ID = IDStartChar IDChar*
IDChar = IDStartChar | [0-9] | "-" | "_" | ":" | "."
IDStartChar = [A-Z] | [a-z]
https://www.w3.org/TR/xmlschema-2/#ID
The ·value space· of ID is the set of all strings that ·match· the NCName production in [Namespaces in XML]
NCName = NCNameStartChar NCNameChar*
NCNameChar = NCNameStartChar | "-" | "." | [0-9] | #xB7 | [#x0300-#x036F] | [#x203F-#x2040]
NCNameStartChar = [A-Z] | "_" | [a-z] | [#xC0-#xD6] | [#xD8-#xF6] | [#xF8-#x2FF] | [#x370-#x37D] | [#x37F-#x1FFF] | [#x200C-#x200D] | [#x2070-#x218F] | [#x2C00-#x2FEF] | [#x3001-#xD7FF] | [#xF900-#xFDCF] | [#xFDF0-#xFFFD] | [#x10000-#xEFFFF]
Note: This permits everything that HTML 4 ID does except for ':'.
https://www.w3.org/TR/REC-xml/#id
Values of type ID must match the Name production. A name must not appear more than once in an XML document as a value of this type; i.e., ID values must uniquely identify the elements which bear them.
Name = NameStartChar (NameChar)*
NameChar = NameStartChar | "-" | "." | [0-9] | #xB7 | [#x0300-#x036F] | [#x203F-#x2040]
NameStartChar = ":" | [A-Z] | "_" | [a-z] | [#xC0-#xD6] | [#xD8-#xF6] | [#xF8-#x2FF] | [#x370-#x37D] | [#x37F-#x1FFF] | [#x200C-#x200D] | [#x2070-#x218F] | [#x2C00-#x2FEF] | [#x3001-#xD7FF] | [#xF900-#xFDCF] | [#xFDF0-#xFFFD] | [#x10000-#xEFFFF]

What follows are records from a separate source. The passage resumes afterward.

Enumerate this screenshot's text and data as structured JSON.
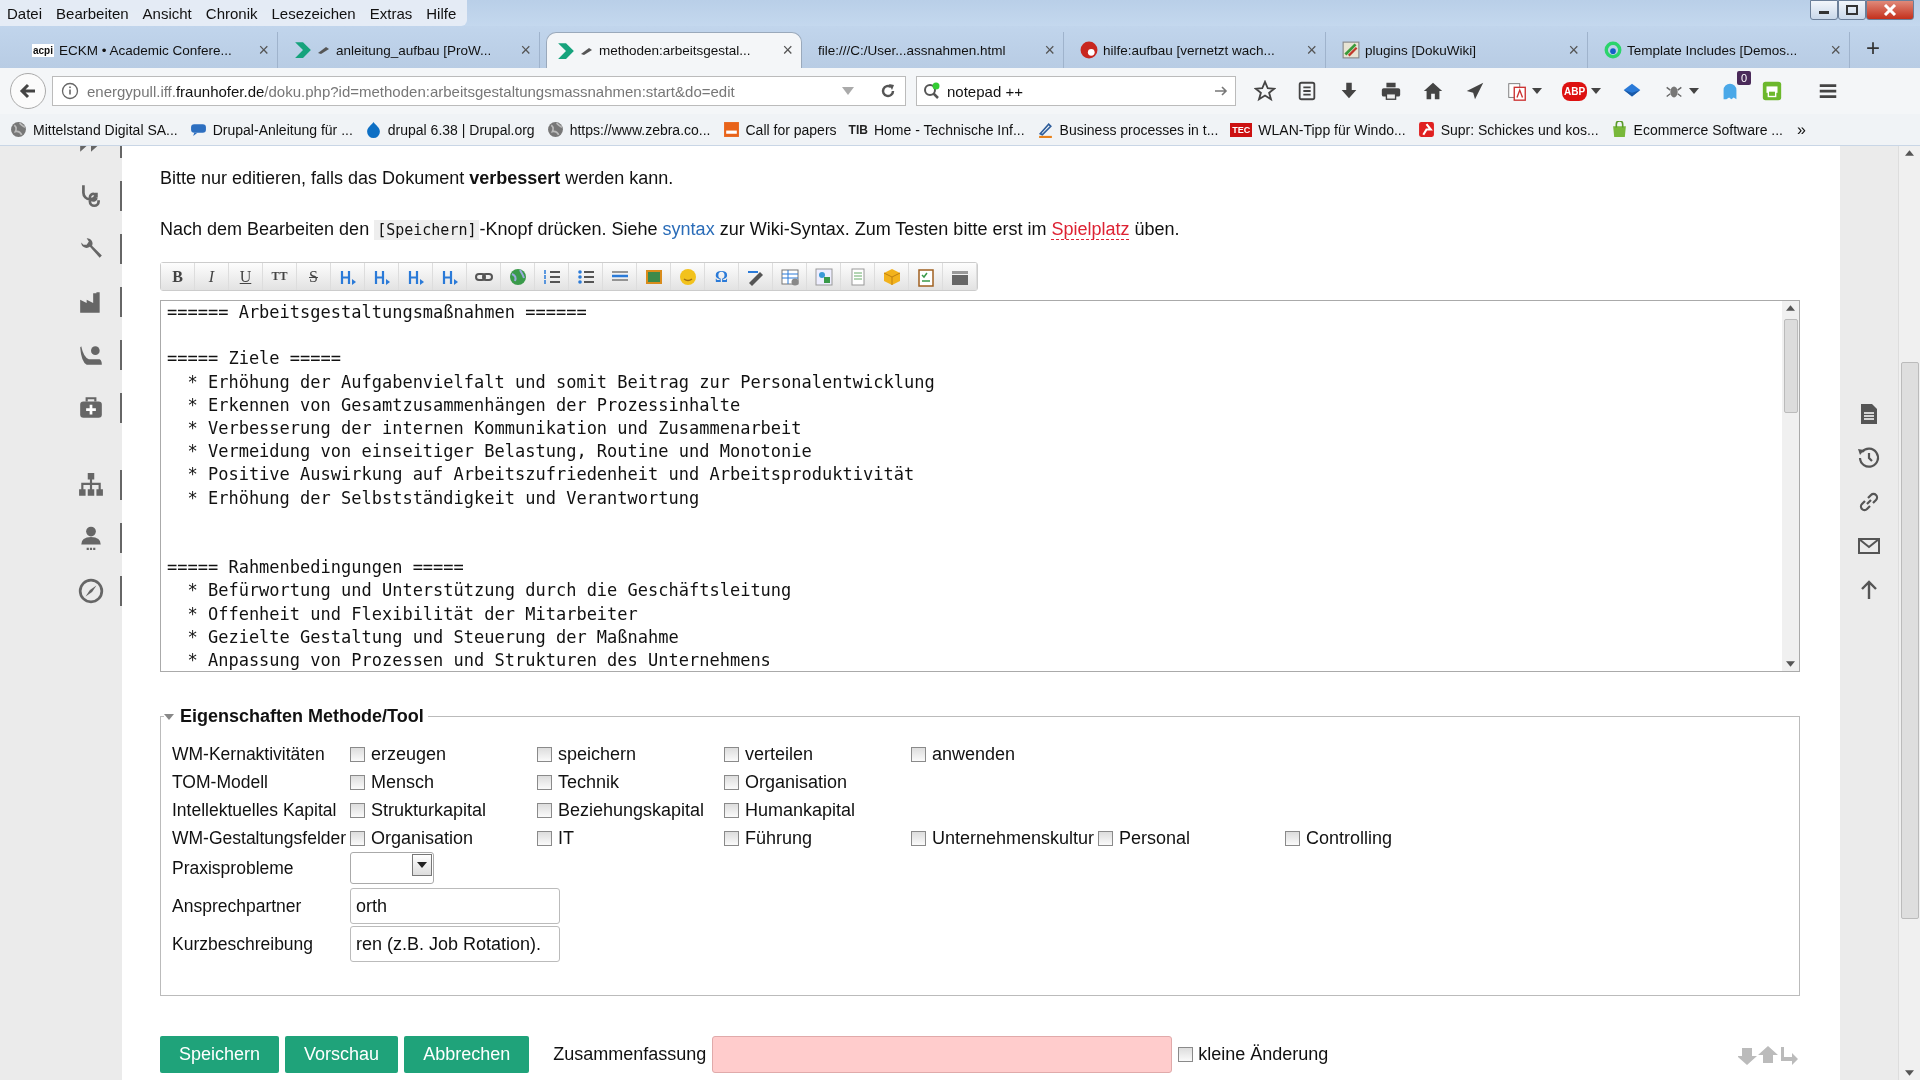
{
  "menu": [
    "Datei",
    "Bearbeiten",
    "Ansicht",
    "Chronik",
    "Lesezeichen",
    "Extras",
    "Hilfe"
  ],
  "tabs": [
    {
      "title": "ECKM • Academic Confere...",
      "selected": false,
      "kind": "text-logo",
      "icon_label": "acpi",
      "editing": false
    },
    {
      "title": "anleitung_aufbau [ProW...",
      "selected": false,
      "kind": "chevron",
      "editing": true
    },
    {
      "title": "methoden:arbeitsgestal...",
      "selected": true,
      "kind": "chevron",
      "editing": true
    },
    {
      "title": "file:///C:/User...assnahmen.html",
      "selected": false,
      "kind": "plain",
      "editing": false
    },
    {
      "title": "hilfe:aufbau [vernetzt wach...",
      "selected": false,
      "kind": "red-gear",
      "editing": false
    },
    {
      "title": "plugins [DokuWiki]",
      "selected": false,
      "kind": "plugin",
      "editing": false
    },
    {
      "title": "Template Includes [Demos...",
      "selected": false,
      "kind": "ring",
      "editing": false
    }
  ],
  "tab_close": "×",
  "new_tab": "+",
  "nav": {
    "url_prefix": "energypull.iff.",
    "url_domain": "fraunhofer.de",
    "url_path": "/doku.php?id=methoden:arbeitsgestaltungsmassnahmen:start&do=edit",
    "search_value": "notepad ++",
    "adblock_label": "ABP",
    "notification_count": "0"
  },
  "bookmarks": [
    {
      "label": "Mittelstand Digital SA...",
      "kind": "globe"
    },
    {
      "label": "Drupal-Anleitung für ...",
      "kind": "chat"
    },
    {
      "label": "drupal 6.38 | Drupal.org",
      "kind": "drop"
    },
    {
      "label": "https://www.zebra.co...",
      "kind": "globe"
    },
    {
      "label": "Call for papers",
      "kind": "orange"
    },
    {
      "label": "Home - Technische Inf...",
      "kind": "text-logo",
      "icon_label": "TIB"
    },
    {
      "label": "Business processes in t...",
      "kind": "pen"
    },
    {
      "label": "WLAN-Tipp für Windo...",
      "kind": "text-logo-red",
      "icon_label": "TEC"
    },
    {
      "label": "Supr: Schickes und kos...",
      "kind": "red"
    },
    {
      "label": "Ecommerce Software ...",
      "kind": "bag"
    }
  ],
  "bookmarks_more": "»",
  "intro": "Bitte nur editieren, falls das Dokument **verbessert** werden kann.",
  "instructions": [
    {
      "kind": "text",
      "text": "Nach dem Bearbeiten den "
    },
    {
      "kind": "code",
      "text": "[Speichern]"
    },
    {
      "kind": "text",
      "text": "-Knopf drücken. Siehe "
    },
    {
      "kind": "link",
      "text": "syntax"
    },
    {
      "kind": "text",
      "text": " zur Wiki-Syntax. Zum Testen bitte erst im "
    },
    {
      "kind": "missing-link",
      "text": "Spielplatz"
    },
    {
      "kind": "text",
      "text": " üben."
    }
  ],
  "toolbar": [
    {
      "kind": "bold",
      "label": "B"
    },
    {
      "kind": "italic",
      "label": "I"
    },
    {
      "kind": "underline",
      "label": "U"
    },
    {
      "kind": "mono",
      "label": "TT"
    },
    {
      "kind": "strike",
      "label": "S"
    },
    {
      "kind": "heading"
    },
    {
      "kind": "heading"
    },
    {
      "kind": "heading"
    },
    {
      "kind": "heading"
    },
    {
      "kind": "link"
    },
    {
      "kind": "globe"
    },
    {
      "kind": "olist"
    },
    {
      "kind": "ulist"
    },
    {
      "kind": "rule"
    },
    {
      "kind": "image"
    },
    {
      "kind": "smiley"
    },
    {
      "kind": "symbol",
      "label": "Ω"
    },
    {
      "kind": "pen"
    },
    {
      "kind": "table"
    },
    {
      "kind": "shapes"
    },
    {
      "kind": "doc"
    },
    {
      "kind": "box"
    },
    {
      "kind": "clipboard"
    },
    {
      "kind": "clapper"
    }
  ],
  "editor": {
    "content": "====== Arbeitsgestaltungsmaßnahmen ======\n\n===== Ziele =====\n  * Erhöhung der Aufgabenvielfalt und somit Beitrag zur Personalentwicklung\n  * Erkennen von Gesamtzusammenhängen der Prozessinhalte\n  * Verbesserung der internen Kommunikation und Zusammenarbeit\n  * Vermeidung von einseitiger Belastung, Routine und Monotonie\n  * Positive Auswirkung auf Arbeitszufriedenheit und Arbeitsproduktivität\n  * Erhöhung der Selbstständigkeit und Verantwortung\n\n\n===== Rahmenbedingungen =====\n  * Befürwortung und Unterstützung durch die Geschäftsleitung\n  * Offenheit und Flexibilität der Mitarbeiter\n  * Gezielte Gestaltung und Steuerung der Maßnahme\n  * Anpassung von Prozessen und Strukturen des Unternehmens"
  },
  "properties": {
    "title": "Eigenschaften Methode/Tool",
    "expanded": true,
    "rows": [
      {
        "label": "WM-Kernaktivitäten",
        "kind": "checkboxes",
        "options": [
          {
            "label": "erzeugen",
            "checked": false
          },
          {
            "label": "speichern",
            "checked": false
          },
          {
            "label": "verteilen",
            "checked": false
          },
          {
            "label": "anwenden",
            "checked": false
          }
        ]
      },
      {
        "label": "TOM-Modell",
        "kind": "checkboxes",
        "options": [
          {
            "label": "Mensch",
            "checked": false
          },
          {
            "label": "Technik",
            "checked": false
          },
          {
            "label": "Organisation",
            "checked": false
          }
        ]
      },
      {
        "label": "Intellektuelles Kapital",
        "kind": "checkboxes",
        "options": [
          {
            "label": "Strukturkapital",
            "checked": false
          },
          {
            "label": "Beziehungskapital",
            "checked": false
          },
          {
            "label": "Humankapital",
            "checked": false
          }
        ]
      },
      {
        "label": "WM-Gestaltungsfelder",
        "kind": "checkboxes",
        "options": [
          {
            "label": "Organisation",
            "checked": false
          },
          {
            "label": "IT",
            "checked": false
          },
          {
            "label": "Führung",
            "checked": false
          },
          {
            "label": "Unternehmenskultur",
            "checked": false
          },
          {
            "label": "Personal",
            "checked": false
          },
          {
            "label": "Controlling",
            "checked": false
          }
        ]
      },
      {
        "label": "Praxisprobleme",
        "kind": "select"
      },
      {
        "label": "Ansprechpartner",
        "kind": "text",
        "value": "orth"
      },
      {
        "label": "Kurzbeschreibung",
        "kind": "text",
        "value": "ren (z.B. Job Rotation)."
      }
    ]
  },
  "actions": [
    "Speichern",
    "Vorschau",
    "Abbrechen"
  ],
  "summary": {
    "label": "Zusammenfassung",
    "minor_label": "kleine Änderung",
    "minor_checked": false
  }
}
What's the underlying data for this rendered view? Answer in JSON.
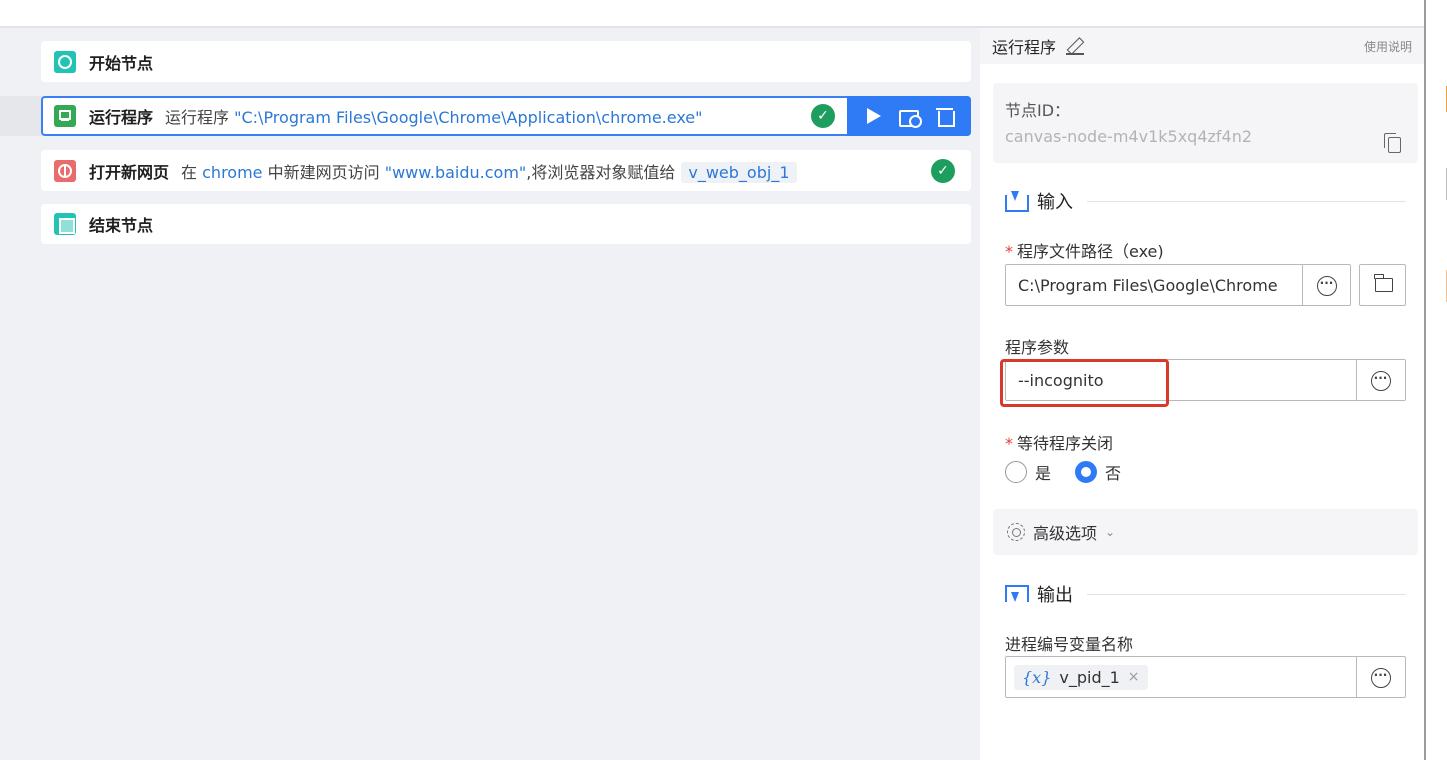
{
  "flow": {
    "nodes": [
      {
        "title": "开始节点"
      },
      {
        "title": "运行程序",
        "desc_prefix": "运行程序",
        "desc_path": "\"C:\\Program Files\\Google\\Chrome\\Application\\chrome.exe\""
      },
      {
        "title": "打开新网页",
        "desc_in": "在",
        "desc_browser": "chrome",
        "desc_mid": "中新建网页访问",
        "desc_url": "\"www.baidu.com\"",
        "desc_tail": ",将浏览器对象赋值给",
        "desc_var": "v_web_obj_1"
      },
      {
        "title": "结束节点"
      }
    ],
    "check_glyph": "✓"
  },
  "panel": {
    "title": "运行程序",
    "help": "使用说明",
    "node_id_label": "节点ID：",
    "node_id_value": "canvas-node-m4v1k5xq4zf4n2",
    "input_section": "输入",
    "program_path_label": "程序文件路径（exe)",
    "program_path_value": "C:\\Program Files\\Google\\Chrome",
    "program_args_label": "程序参数",
    "program_args_value": "--incognito",
    "wait_label": "等待程序关闭",
    "wait_yes": "是",
    "wait_no": "否",
    "wait_selected": "否",
    "advanced": "高级选项",
    "output_section": "输出",
    "pid_var_label": "进程编号变量名称",
    "pid_var_symbol": "{x}",
    "pid_var_value": "v_pid_1",
    "chip_close": "×",
    "required_mark": "*"
  },
  "colors": {
    "accent": "#2f7bf6",
    "success": "#1e9e5e",
    "highlight": "#d9382b"
  }
}
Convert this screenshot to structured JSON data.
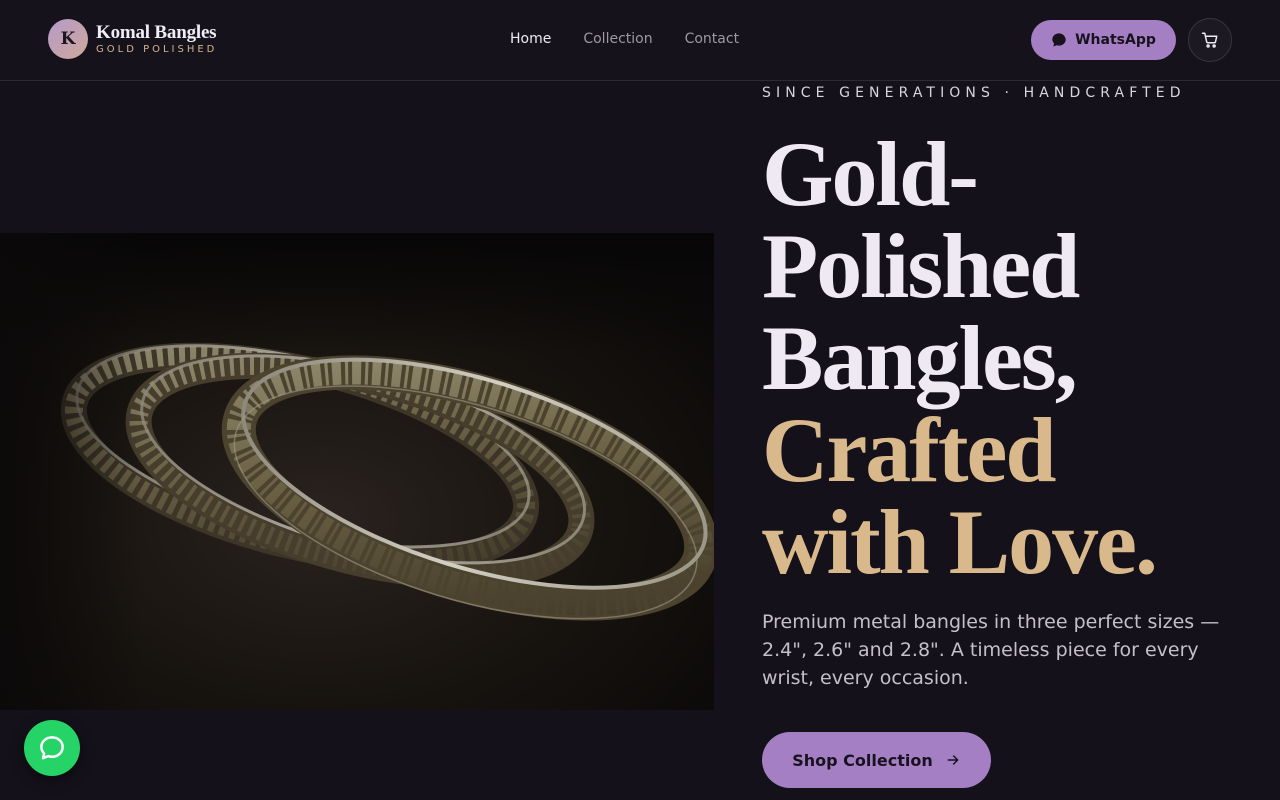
{
  "brand": {
    "initial": "K",
    "name": "Komal Bangles",
    "tagline": "GOLD POLISHED"
  },
  "nav": {
    "items": [
      {
        "label": "Home",
        "active": true
      },
      {
        "label": "Collection",
        "active": false
      },
      {
        "label": "Contact",
        "active": false
      }
    ]
  },
  "header_actions": {
    "whatsapp_label": "WhatsApp",
    "whatsapp_icon": "chat-bubble-icon",
    "cart_icon": "cart-icon"
  },
  "hero": {
    "eyebrow": "SINCE GENERATIONS · HANDCRAFTED",
    "headline_line1": "Gold-",
    "headline_line2": "Polished",
    "headline_line3": "Bangles,",
    "headline_line4": "Crafted",
    "headline_line5": "with Love.",
    "description": "Premium metal bangles in three perfect sizes — 2.4\", 2.6\" and 2.8\". A timeless piece for every wrist, every occasion.",
    "cta_label": "Shop Collection",
    "cta_icon": "arrow-right-icon"
  },
  "floating_chat": {
    "icon": "chat-bubble-icon"
  },
  "colors": {
    "background": "#14111a",
    "accent_purple": "#a57fc4",
    "accent_gold": "#d9b98c",
    "whatsapp_green": "#25d366"
  }
}
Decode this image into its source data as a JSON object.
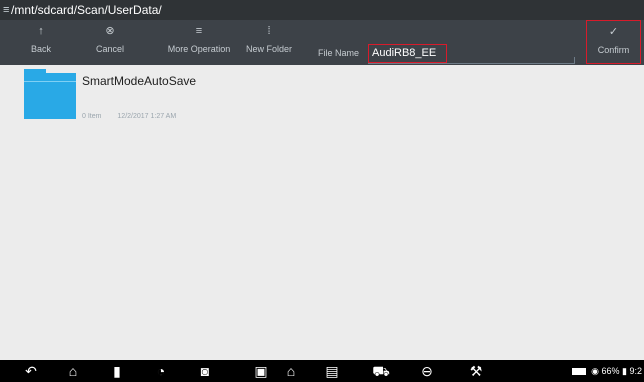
{
  "path_bar": {
    "menu_icon": "menu-icon",
    "path": "/mnt/sdcard/Scan/UserData/"
  },
  "toolbar": {
    "back": {
      "label": "Back",
      "icon": "↑"
    },
    "cancel": {
      "label": "Cancel",
      "icon": "⊗"
    },
    "more": {
      "label": "More Operation",
      "icon": "≡"
    },
    "new_folder": {
      "label": "New Folder",
      "icon": "⁞"
    },
    "file_name_label": "File Name",
    "file_name_value": "AudiRB8_EE",
    "confirm": {
      "label": "Confirm",
      "icon": "✓"
    }
  },
  "files": [
    {
      "name": "SmartModeAutoSave",
      "meta": [
        "0 Item",
        "12/2/2017 1:27 AM"
      ]
    }
  ],
  "status": {
    "battery": "66%",
    "time": "9:2"
  },
  "colors": {
    "highlight": "#d81b2b",
    "folder": "#29a9e6",
    "toolbar": "#3d4248",
    "path_bar": "#2f3336"
  }
}
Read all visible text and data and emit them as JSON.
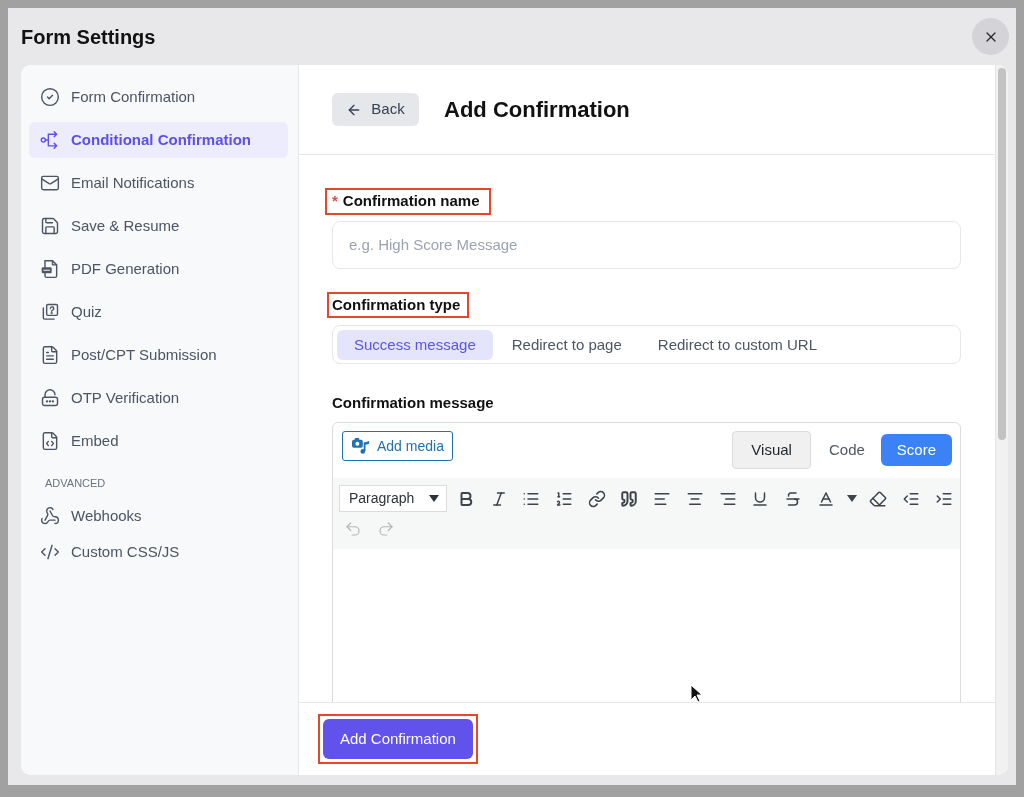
{
  "dialog": {
    "title": "Form Settings"
  },
  "sidebar": {
    "items": [
      {
        "label": "Form Confirmation",
        "kind": "check-circle",
        "selected": false
      },
      {
        "label": "Conditional Confirmation",
        "kind": "branch",
        "selected": true
      },
      {
        "label": "Email Notifications",
        "kind": "mail",
        "selected": false
      },
      {
        "label": "Save & Resume",
        "kind": "save",
        "selected": false
      },
      {
        "label": "PDF Generation",
        "kind": "pdf",
        "selected": false
      },
      {
        "label": "Quiz",
        "kind": "quiz",
        "selected": false
      },
      {
        "label": "Post/CPT Submission",
        "kind": "document",
        "selected": false
      },
      {
        "label": "OTP Verification",
        "kind": "otp",
        "selected": false
      },
      {
        "label": "Embed",
        "kind": "embed",
        "selected": false
      }
    ],
    "section_label": "ADVANCED",
    "advanced_items": [
      {
        "label": "Webhooks",
        "kind": "webhook",
        "selected": false
      },
      {
        "label": "Custom CSS/JS",
        "kind": "code",
        "selected": false
      }
    ]
  },
  "header": {
    "back_button": "Back",
    "title": "Add Confirmation"
  },
  "name_field": {
    "label": "Confirmation name",
    "required_mark": "*",
    "highlighted": true,
    "placeholder": "e.g. High Score Message"
  },
  "type_field": {
    "label": "Confirmation type",
    "highlighted": true,
    "options": [
      {
        "label": "Success message",
        "selected": true
      },
      {
        "label": "Redirect to page",
        "selected": false
      },
      {
        "label": "Redirect to custom URL",
        "selected": false
      }
    ]
  },
  "message_field": {
    "label": "Confirmation message",
    "add_media_button": "Add media",
    "modes": [
      {
        "label": "Visual",
        "selected": true
      },
      {
        "label": "Code",
        "selected": false
      }
    ],
    "score_button": "Score",
    "format_select": "Paragraph",
    "toolbar": [
      {
        "kind": "bold",
        "disabled": false
      },
      {
        "kind": "italic",
        "disabled": false
      },
      {
        "kind": "bullet-list",
        "disabled": false
      },
      {
        "kind": "numbered-list",
        "disabled": false
      },
      {
        "kind": "link",
        "disabled": false
      },
      {
        "kind": "quote",
        "disabled": false
      },
      {
        "kind": "align-left",
        "disabled": false
      },
      {
        "kind": "align-center",
        "disabled": false
      },
      {
        "kind": "align-right",
        "disabled": false
      },
      {
        "kind": "underline",
        "disabled": false
      },
      {
        "kind": "strikethrough",
        "disabled": false
      },
      {
        "kind": "text-color",
        "disabled": false
      },
      {
        "kind": "color-caret",
        "disabled": false
      },
      {
        "kind": "eraser",
        "disabled": false
      },
      {
        "kind": "outdent",
        "disabled": false
      },
      {
        "kind": "indent",
        "disabled": false
      },
      {
        "kind": "undo",
        "disabled": true
      },
      {
        "kind": "redo",
        "disabled": true
      }
    ]
  },
  "footer": {
    "submit_button": "Add Confirmation",
    "highlighted": true
  }
}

Note: This is more permissive than either HTML 4 or xsd:id
https://www.w3.org/TR/html5/dom.html#the-id-attribute
The value must be unique amongst all the IDs in the element's home subtree and must contain at least one character. The value must not contain any space characters. There are no other restrictions on what form an ID can take; in particular, IDs can consist of just digits, start with a digit, start with an underscore, consist of just punctuation, etc.
For maximum compatibility we recommend that identifiers in JATS documents follow the production:
JATSID = JATSIDStartChar JATSIDChar*
JATSIDChar = JATSIDStartChar | [0-9] | "-" | "_" | "."
JATSIDStartChar = [A-Z] | [a-z]
Or in regex form: [A-Za-z][-_.A-Za-z0-9]*
This is the HTML 4 production with XML NCName ':' restriction.